Cardiomyopathy — VA Rating Criteria (38 CFR DC 7020)
The VA rates Cardiomyopathy under 38 CFR 38 CFR § 4.104, Diagnostic Code 7020, from 30% to 30% based on the frequency and functional severity of symptoms. The maximum 30% rating requires Minimum. Related conditions in the Cardiovascular body system share this rating framework.
What are the VA rating criteria for Cardiomyopathy?
Minimum
“Minimum”
How does the VA rate Cardiovascular conditions?
Common Questions About Cardiomyopathy VA Ratings
What is the VA disability rating for Cardiomyopathy?
The VA rates Cardiomyopathy under Diagnostic Code 7020 at the following tiers: 30%. The minimum 30% rating requires: Minimum.

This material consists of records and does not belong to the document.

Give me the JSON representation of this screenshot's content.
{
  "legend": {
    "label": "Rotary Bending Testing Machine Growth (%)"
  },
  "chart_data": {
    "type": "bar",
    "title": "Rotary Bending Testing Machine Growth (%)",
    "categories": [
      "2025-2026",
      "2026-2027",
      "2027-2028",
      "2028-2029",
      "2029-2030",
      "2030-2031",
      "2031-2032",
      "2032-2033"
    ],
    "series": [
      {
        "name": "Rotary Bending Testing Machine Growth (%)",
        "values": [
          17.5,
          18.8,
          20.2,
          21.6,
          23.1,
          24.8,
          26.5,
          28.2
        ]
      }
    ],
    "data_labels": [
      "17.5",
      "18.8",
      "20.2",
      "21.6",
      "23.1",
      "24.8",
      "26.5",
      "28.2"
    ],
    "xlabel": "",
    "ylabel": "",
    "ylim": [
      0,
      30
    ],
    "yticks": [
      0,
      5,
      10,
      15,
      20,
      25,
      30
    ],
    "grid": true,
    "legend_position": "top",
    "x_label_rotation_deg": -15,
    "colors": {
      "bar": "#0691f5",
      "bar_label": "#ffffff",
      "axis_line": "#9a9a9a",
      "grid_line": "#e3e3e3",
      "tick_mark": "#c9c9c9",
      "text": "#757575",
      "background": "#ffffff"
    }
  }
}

The maximum 30% rating requires: Minimum.
What is Diagnostic Code 7020?
Diagnostic Code 7020 is the VA rating identifier for Cardiomyopathy within 38 CFR 38 CFR § 4.104. It defines the specific symptom criteria and percentage thresholds a VA adjudicator uses to assign a disability rating. The diagnostic code is listed on a veteran's rating decision letter.
What is the highest rating for Cardiomyopathy?
The highest schedular rating for Cardiomyopathy under DC 7020 is 30%. This tier requires: Minimum. Veterans who cannot secure substantially gainful employment due to Cardiomyopathy alone or in combination with other service-connected conditions may also qualify for TDIU at the 100% compensation rate under 38 CFR § 4.16.
What 38 CFR section governs Cardiomyopathy ratings?
Cardiomyopathy is rated under 38 CFR 38 CFR § 4.104, Diagnostic Code 7020. This section is part of the Schedule for Rating Disabilities (38 CFR Part 4) and can be read in full at the eCFR website.
Which conditions are commonly secondary to Cardiomyopathy?
Secondary conditions caused or aggravated by Cardiomyopathy may be ratable under 38 CFR § 3.310. Veterans should work with a VSO or accredited claims agent to document the medical relationship.
What evidence do I need to establish service connection for Cardiomyopathy?
Service connection for Cardiomyopathy requires three elements: (1) a current diagnosis of the condition, (2) an in-service event, injury, or disease that may have caused or aggravated it, and (3) a medical nexus connecting the current diagnosis to that in-service event. A nexus letter from a treating physician or independent medical examiner is the most reliable nexus evidence. C&P exam findings can also establish nexus if adequately documented.